The ITEP analysis found that the fifth of Ohioans making less than $22,000 a year would get nothing from the rate cut. The three-fifths of tax filers who are paid less than $61,000 a year would get just 7% of the total tax cut. Those in the middle fifth of the income spectrum, making between $40,000 and $61,000 a year, on average would pay $7 less a year. Nearly half of the tax reduction would go to the top 5%, who are paid more than $205,000, with the top 1%, who make at least $490,000, averaging a $612 cut and getting nearly a quarter of the tax savings.

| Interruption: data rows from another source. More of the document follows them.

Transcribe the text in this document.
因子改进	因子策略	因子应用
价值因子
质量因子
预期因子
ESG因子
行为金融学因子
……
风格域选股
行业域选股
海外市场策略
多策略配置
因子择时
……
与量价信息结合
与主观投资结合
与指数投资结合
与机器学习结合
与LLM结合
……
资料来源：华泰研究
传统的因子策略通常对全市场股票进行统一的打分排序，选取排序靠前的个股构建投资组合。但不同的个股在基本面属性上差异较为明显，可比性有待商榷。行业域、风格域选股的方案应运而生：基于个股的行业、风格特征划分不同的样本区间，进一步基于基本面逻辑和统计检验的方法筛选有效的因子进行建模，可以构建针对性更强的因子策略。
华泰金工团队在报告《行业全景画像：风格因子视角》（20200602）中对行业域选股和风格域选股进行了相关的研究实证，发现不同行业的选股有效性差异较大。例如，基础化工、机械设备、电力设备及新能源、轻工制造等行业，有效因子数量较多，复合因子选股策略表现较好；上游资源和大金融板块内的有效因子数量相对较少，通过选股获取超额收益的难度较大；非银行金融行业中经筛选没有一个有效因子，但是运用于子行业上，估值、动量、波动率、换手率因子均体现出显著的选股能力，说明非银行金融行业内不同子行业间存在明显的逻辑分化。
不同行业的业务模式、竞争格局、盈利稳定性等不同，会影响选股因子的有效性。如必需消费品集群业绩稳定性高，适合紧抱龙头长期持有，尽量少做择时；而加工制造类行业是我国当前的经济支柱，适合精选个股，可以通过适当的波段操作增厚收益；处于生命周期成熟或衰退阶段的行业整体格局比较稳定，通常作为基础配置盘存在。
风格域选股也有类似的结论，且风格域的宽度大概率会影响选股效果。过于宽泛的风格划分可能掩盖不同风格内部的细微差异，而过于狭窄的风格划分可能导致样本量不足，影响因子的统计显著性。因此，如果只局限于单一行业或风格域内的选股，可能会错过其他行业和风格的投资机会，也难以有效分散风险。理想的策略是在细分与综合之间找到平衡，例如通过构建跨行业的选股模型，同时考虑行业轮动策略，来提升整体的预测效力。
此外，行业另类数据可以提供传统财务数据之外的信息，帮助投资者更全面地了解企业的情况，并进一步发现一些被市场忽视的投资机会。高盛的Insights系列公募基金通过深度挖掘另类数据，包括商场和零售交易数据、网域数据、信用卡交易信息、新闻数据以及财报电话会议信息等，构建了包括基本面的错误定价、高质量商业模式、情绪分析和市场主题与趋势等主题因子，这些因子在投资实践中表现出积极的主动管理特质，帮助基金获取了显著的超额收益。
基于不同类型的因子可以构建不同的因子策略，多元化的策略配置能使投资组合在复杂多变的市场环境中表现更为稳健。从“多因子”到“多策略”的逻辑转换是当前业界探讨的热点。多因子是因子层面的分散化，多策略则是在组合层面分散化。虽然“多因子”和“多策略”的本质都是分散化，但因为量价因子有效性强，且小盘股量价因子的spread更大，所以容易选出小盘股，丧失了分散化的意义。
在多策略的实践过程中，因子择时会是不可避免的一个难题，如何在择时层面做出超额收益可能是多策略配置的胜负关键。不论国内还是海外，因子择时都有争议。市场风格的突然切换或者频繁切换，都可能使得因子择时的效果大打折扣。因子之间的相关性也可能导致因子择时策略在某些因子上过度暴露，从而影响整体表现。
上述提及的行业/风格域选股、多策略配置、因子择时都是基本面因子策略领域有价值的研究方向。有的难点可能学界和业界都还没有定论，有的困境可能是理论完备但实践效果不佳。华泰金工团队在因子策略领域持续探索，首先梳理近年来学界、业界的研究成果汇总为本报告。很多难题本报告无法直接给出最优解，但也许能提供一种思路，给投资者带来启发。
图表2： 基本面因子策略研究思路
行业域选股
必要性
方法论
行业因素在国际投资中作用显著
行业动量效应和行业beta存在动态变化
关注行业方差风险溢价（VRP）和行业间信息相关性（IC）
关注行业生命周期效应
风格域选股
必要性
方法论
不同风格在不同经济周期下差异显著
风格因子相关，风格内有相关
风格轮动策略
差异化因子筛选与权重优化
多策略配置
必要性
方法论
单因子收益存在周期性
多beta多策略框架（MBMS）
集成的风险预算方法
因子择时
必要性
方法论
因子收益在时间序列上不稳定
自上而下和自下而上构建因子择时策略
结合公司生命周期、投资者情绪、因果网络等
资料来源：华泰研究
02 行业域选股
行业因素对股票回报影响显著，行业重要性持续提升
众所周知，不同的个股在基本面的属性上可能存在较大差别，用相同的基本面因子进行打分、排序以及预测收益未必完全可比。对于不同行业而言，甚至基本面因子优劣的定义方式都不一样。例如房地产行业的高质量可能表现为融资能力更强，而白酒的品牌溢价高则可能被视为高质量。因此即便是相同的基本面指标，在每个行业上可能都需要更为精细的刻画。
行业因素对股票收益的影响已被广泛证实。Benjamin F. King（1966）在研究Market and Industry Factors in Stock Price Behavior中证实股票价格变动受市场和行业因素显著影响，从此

The tax cuts also could cost the state double the $380 million legislative staff have estimated over the next two years. The American Rescue Plan Act (ARPA) approved by Congress last month requires that states adopting net tax cuts pay back an equal amount of ARPA funds. “Guidance from the U.S. Department of Treasury will establish what is covered by this language, but it’s quite plausible the 2% rate reduction could be covered,” Schiller said. “That would make the rate cut expensive indeed.”